UK Politics

Theresa May: Syria 'highly likely' behind attack

Theresa May Image copyright AFP

The Syrian government was "highly likely" to have been behind last week's chemical weapons attack, Prime Minister Theresa May has said.

Mrs May said British scientists had analysed material from the site of the attack that killed 80 people in rebel-held Khan Sheikhoun on 4 April.

They had said it was "very clear" sarin or a sarin-like substance was used.

Syrian President Bashar-al Assad has said reports of a chemical attack by his forces were "100% fabrication".

Labour leader Jeremy Corbyn has said an investigation must be launched to find out who was responsible for the attack.

Mrs May said: "As our ambassador to the United Nations made clear yesterday, like the United States, we believe it is highly likely that attack was carried out by the Assad regime.

"Apart from anything else, we believe it's only the regime that has the capability to make such an attack."

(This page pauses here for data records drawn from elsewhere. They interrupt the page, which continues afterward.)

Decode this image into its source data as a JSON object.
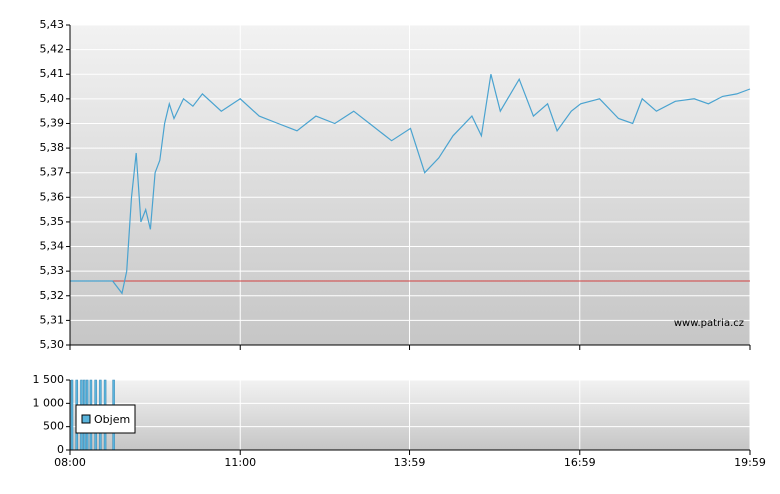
{
  "chart_data": [
    {
      "type": "line",
      "annotation": "www.patria.cz",
      "x": [
        "08:00",
        "08:45",
        "08:55",
        "09:00",
        "09:05",
        "09:10",
        "09:15",
        "09:20",
        "09:25",
        "09:30",
        "09:35",
        "09:40",
        "09:45",
        "09:50",
        "10:00",
        "10:10",
        "10:20",
        "10:40",
        "11:00",
        "11:20",
        "11:40",
        "12:00",
        "12:20",
        "12:40",
        "13:00",
        "13:20",
        "13:40",
        "14:00",
        "14:15",
        "14:30",
        "14:45",
        "15:05",
        "15:15",
        "15:25",
        "15:35",
        "15:55",
        "16:10",
        "16:25",
        "16:35",
        "16:50",
        "17:00",
        "17:20",
        "17:40",
        "17:55",
        "18:05",
        "18:20",
        "18:40",
        "19:00",
        "19:15",
        "19:30",
        "19:45",
        "19:59"
      ],
      "series": [
        {
          "color": "#4aa3d0",
          "values": [
            5.326,
            5.326,
            5.321,
            5.33,
            5.36,
            5.378,
            5.35,
            5.355,
            5.347,
            5.37,
            5.375,
            5.39,
            5.398,
            5.392,
            5.4,
            5.397,
            5.402,
            5.395,
            5.4,
            5.393,
            5.39,
            5.387,
            5.393,
            5.39,
            5.395,
            5.389,
            5.383,
            5.388,
            5.37,
            5.376,
            5.385,
            5.393,
            5.385,
            5.41,
            5.395,
            5.408,
            5.393,
            5.398,
            5.387,
            5.395,
            5.398,
            5.4,
            5.392,
            5.39,
            5.4,
            5.395,
            5.399,
            5.4,
            5.398,
            5.401,
            5.402,
            5.404
          ]
        }
      ],
      "reference_line": {
        "value": 5.326,
        "color": "#d04040"
      },
      "xlim": [
        "08:00",
        "19:59"
      ],
      "xticks": [
        "08:00",
        "11:00",
        "13:59",
        "16:59",
        "19:59"
      ],
      "ylim": [
        5.3,
        5.43
      ],
      "yticks": [
        {
          "value": 5.3,
          "label": "5,30"
        },
        {
          "value": 5.31,
          "label": "5,31"
        },
        {
          "value": 5.32,
          "label": "5,32"
        },
        {
          "value": 5.33,
          "label": "5,33"
        },
        {
          "value": 5.34,
          "label": "5,34"
        },
        {
          "value": 5.35,
          "label": "5,35"
        },
        {
          "value": 5.36,
          "label": "5,36"
        },
        {
          "value": 5.37,
          "label": "5,37"
        },
        {
          "value": 5.38,
          "label": "5,38"
        },
        {
          "value": 5.39,
          "label": "5,39"
        },
        {
          "value": 5.4,
          "label": "5,40"
        },
        {
          "value": 5.41,
          "label": "5,41"
        },
        {
          "value": 5.42,
          "label": "5,42"
        },
        {
          "value": 5.43,
          "label": "5,43"
        }
      ],
      "grid": true
    },
    {
      "type": "bar",
      "x": [
        "08:00",
        "08:05",
        "08:10",
        "08:13",
        "08:16",
        "08:20",
        "08:25",
        "08:30",
        "08:35",
        "08:44"
      ],
      "series": [
        {
          "name": "Objem",
          "color": "#5ab4dc",
          "values": [
            1500,
            1500,
            1500,
            1500,
            1500,
            1500,
            1500,
            1500,
            1500,
            1500
          ]
        }
      ],
      "xlim": [
        "08:00",
        "19:59"
      ],
      "xticks": [
        "08:00",
        "11:00",
        "13:59",
        "16:59",
        "19:59"
      ],
      "ylim": [
        0,
        1500
      ],
      "yticks": [
        0,
        500,
        {
          "value": 1000,
          "label": "1 000"
        },
        {
          "value": 1500,
          "label": "1 500"
        }
      ],
      "grid": true,
      "legend": "left"
    }
  ]
}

Mrs May also defended Boris Johnson after he failed to persuade other G7 states to tighten sanctions on Russia.

The prime minister said the foreign secretary did "an excellent job in bringing together the G7".

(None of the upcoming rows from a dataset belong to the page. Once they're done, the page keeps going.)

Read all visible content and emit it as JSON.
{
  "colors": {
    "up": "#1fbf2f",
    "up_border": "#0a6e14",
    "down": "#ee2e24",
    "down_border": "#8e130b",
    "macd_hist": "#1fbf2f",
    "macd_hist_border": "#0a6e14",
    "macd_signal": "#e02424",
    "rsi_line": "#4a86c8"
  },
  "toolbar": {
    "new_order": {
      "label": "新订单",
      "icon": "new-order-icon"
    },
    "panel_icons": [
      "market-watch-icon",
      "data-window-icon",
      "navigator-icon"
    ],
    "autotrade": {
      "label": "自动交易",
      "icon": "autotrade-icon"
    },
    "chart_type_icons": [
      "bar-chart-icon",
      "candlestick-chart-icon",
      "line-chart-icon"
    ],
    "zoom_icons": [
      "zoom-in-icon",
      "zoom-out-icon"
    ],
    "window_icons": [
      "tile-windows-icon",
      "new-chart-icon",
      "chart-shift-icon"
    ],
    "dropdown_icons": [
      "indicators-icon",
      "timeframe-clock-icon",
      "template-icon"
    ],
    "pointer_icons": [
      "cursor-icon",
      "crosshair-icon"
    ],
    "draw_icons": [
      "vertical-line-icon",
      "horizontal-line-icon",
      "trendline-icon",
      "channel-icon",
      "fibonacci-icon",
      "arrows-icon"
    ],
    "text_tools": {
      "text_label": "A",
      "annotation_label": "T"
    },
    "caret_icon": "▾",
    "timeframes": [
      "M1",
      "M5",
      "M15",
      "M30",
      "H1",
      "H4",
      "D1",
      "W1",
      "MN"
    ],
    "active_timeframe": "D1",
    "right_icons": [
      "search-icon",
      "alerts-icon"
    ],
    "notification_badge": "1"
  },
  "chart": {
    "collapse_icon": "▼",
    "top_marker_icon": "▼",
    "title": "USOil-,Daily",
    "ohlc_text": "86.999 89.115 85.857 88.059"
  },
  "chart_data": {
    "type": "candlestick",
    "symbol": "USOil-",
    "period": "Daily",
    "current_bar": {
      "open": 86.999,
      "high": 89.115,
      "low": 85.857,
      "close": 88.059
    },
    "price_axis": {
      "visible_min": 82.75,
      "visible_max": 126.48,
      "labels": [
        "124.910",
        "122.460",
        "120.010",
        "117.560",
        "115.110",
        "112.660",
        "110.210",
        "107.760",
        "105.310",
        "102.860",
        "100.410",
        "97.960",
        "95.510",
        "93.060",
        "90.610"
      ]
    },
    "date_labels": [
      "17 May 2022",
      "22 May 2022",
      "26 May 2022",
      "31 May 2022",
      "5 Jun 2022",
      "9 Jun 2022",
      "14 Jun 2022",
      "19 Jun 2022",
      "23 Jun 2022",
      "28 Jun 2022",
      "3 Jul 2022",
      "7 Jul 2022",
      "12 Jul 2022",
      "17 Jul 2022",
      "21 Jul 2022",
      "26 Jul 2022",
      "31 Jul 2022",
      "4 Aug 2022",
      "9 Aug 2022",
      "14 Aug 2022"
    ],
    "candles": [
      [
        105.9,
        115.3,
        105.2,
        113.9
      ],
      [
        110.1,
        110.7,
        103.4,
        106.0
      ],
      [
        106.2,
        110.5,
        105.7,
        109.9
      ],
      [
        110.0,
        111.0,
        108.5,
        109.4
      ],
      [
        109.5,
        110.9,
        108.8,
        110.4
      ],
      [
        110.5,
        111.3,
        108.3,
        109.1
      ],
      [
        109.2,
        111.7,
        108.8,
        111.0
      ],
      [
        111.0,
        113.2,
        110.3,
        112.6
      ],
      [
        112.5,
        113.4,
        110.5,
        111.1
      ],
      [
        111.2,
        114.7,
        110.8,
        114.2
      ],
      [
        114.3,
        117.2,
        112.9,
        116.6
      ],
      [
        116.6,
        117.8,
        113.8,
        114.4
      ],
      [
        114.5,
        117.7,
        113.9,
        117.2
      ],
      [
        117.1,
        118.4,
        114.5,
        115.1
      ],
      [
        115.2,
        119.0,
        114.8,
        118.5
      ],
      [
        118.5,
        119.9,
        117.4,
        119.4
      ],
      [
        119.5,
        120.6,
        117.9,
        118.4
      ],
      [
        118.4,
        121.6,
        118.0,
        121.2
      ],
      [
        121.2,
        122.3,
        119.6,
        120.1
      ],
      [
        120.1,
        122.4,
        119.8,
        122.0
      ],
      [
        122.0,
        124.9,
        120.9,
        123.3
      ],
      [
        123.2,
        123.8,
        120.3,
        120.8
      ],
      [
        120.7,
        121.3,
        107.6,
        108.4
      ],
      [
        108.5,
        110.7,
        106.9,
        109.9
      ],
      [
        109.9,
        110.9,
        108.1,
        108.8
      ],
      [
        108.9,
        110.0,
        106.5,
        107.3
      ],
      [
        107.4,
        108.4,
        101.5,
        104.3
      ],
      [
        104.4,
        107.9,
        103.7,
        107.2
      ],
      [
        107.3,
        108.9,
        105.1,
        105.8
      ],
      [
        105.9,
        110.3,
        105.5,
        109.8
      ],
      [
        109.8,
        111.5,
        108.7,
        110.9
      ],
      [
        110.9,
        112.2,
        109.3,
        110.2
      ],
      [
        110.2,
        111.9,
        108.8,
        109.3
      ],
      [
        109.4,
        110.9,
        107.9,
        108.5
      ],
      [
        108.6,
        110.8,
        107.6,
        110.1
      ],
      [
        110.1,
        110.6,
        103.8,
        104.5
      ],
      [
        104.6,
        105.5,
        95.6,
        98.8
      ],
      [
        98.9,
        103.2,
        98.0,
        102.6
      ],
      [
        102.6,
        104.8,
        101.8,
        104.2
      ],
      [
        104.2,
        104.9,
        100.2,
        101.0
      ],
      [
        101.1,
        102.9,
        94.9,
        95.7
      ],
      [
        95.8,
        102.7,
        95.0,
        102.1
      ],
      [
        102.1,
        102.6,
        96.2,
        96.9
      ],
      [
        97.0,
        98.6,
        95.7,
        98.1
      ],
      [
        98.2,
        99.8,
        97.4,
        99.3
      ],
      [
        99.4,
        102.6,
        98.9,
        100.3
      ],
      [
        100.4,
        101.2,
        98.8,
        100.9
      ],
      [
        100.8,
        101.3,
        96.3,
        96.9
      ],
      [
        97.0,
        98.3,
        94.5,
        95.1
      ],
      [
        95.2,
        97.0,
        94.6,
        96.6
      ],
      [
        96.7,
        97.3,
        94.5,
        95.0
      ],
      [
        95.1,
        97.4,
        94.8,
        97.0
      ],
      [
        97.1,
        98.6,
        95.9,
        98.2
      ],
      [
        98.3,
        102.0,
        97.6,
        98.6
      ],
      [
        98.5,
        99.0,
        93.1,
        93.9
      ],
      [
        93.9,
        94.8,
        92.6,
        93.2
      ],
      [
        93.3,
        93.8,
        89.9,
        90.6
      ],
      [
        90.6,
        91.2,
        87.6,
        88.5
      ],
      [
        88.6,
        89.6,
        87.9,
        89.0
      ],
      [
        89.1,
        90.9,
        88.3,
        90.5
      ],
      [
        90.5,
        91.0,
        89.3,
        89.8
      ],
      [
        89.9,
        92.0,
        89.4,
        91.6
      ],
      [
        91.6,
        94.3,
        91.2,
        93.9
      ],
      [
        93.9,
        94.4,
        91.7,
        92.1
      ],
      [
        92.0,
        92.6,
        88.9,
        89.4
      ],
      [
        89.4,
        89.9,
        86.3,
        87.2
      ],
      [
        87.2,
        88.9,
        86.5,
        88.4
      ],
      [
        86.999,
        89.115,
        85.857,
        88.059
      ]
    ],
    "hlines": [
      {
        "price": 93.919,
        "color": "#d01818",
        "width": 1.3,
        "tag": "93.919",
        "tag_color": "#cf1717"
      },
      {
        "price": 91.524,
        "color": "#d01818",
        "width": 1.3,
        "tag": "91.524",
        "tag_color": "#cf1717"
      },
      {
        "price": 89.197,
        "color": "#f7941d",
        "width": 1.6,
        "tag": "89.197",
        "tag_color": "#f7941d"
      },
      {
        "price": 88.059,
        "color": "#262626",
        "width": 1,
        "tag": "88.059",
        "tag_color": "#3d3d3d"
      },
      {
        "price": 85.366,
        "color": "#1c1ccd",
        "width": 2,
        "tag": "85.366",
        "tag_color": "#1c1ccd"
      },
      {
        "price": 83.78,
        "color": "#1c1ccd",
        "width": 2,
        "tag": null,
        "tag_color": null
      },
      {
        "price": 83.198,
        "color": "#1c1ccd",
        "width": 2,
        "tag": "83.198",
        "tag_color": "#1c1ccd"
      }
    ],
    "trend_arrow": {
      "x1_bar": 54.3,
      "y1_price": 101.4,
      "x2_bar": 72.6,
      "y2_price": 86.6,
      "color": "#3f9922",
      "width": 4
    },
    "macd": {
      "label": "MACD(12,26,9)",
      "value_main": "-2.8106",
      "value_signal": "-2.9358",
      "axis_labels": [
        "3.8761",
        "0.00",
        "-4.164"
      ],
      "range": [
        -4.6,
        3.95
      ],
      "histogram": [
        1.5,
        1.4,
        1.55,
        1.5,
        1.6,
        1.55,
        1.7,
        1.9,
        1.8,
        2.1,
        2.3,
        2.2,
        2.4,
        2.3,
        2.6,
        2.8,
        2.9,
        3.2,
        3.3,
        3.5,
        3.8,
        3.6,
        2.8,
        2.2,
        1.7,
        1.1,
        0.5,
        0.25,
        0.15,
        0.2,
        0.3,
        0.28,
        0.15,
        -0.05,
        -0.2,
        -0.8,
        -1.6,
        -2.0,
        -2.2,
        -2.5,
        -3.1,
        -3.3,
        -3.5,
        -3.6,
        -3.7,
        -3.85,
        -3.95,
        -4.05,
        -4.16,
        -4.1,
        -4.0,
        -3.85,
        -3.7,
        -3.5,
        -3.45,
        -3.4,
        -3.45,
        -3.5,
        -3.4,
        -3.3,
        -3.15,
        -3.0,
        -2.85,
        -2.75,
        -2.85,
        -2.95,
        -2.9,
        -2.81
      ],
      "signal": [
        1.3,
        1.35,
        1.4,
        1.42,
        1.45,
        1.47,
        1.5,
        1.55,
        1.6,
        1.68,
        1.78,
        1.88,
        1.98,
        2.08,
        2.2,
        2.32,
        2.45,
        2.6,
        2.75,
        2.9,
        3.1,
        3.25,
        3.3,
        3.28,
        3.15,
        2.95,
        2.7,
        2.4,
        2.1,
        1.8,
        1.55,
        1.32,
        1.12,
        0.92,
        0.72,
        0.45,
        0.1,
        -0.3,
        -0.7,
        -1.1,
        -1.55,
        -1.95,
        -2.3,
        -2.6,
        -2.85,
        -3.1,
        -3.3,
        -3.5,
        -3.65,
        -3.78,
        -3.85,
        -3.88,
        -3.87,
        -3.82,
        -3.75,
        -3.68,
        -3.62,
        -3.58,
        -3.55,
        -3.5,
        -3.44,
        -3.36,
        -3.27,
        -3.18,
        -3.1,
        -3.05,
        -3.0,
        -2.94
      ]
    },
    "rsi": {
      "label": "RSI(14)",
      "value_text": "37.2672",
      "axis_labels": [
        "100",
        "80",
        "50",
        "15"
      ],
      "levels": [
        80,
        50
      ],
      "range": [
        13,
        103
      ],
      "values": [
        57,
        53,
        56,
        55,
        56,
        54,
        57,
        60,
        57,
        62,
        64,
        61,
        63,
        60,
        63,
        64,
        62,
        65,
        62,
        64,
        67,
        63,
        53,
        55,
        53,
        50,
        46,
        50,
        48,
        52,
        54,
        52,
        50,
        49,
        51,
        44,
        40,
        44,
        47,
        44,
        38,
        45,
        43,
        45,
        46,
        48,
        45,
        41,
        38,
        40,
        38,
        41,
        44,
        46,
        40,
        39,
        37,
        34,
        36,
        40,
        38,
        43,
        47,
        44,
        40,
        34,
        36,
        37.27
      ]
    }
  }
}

Speaking at the Sandhurst Military Academy in Berkshire, she praised Mr Johnson for "bringing together international opinion, and enabling United States' Secretary of State Rex Tillerson to go to Moscow with a very clear message, a consensus from the international community".

On the question of finding a solution to the Syrian conflict, Mrs May said the UK government was "willing to work with Russia" on a "political solution" but emphasised "that political solution has to be without Assad".

Image copyright AFP
Image caption More than 80 people were killed in rebel-held Khan Sheikhoun

Mr Corbyn said: "An investigation must take place as to who used those chemical weapons. And when we find out who it is, it's a war crime and it should be then treated as such.

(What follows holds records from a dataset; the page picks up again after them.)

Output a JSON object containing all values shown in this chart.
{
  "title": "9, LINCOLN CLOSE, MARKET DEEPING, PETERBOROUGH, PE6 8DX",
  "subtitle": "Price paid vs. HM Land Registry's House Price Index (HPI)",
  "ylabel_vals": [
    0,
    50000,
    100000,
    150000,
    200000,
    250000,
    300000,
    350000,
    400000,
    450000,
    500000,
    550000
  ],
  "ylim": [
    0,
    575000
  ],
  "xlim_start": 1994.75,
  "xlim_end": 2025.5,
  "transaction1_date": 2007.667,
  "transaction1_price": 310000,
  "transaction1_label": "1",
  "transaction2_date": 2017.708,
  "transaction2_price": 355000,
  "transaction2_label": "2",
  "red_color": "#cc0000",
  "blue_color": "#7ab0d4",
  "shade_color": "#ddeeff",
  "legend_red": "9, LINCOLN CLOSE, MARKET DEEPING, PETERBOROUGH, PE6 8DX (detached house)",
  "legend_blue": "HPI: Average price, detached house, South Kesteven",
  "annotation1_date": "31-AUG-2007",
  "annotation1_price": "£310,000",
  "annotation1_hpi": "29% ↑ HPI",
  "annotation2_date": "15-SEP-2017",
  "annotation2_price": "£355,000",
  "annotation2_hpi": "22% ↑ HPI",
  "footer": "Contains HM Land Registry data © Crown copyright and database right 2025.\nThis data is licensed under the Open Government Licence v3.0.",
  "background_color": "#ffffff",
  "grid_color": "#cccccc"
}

"There's got to be an immediate, independent investigation under the auspices of the United Nations to find out who did that appalling attack. It's a war crime, it's abominable, it's illegal."

In an exclusive video interview with the Agence France-Presse (AFP) news agency, Mr Assad said "there was no order to make any attack".

Hundreds of people suffered symptoms consistent with a nerve agent in the attack.

Witnesses said they saw warplanes attack the town but Russia says a rebel depot of chemical munitions was hit.

Footage showed victims - many of them children - convulsing and foaming at the mouth.

Western allies say there is compelling evidence that the Syrian government was behind what happened in Khan Sheikhoun.

They reacted angrily on Wednesday after Russia, Syria's key ally, vetoed a draft resolution at the UN Security Council - the eighth time it has done so over the Syrian conflict.

Mr Assad told AFP that the Syrian government gave up its arsenal of chemical weapons in 2013, adding "even if we have them, we wouldn't use them".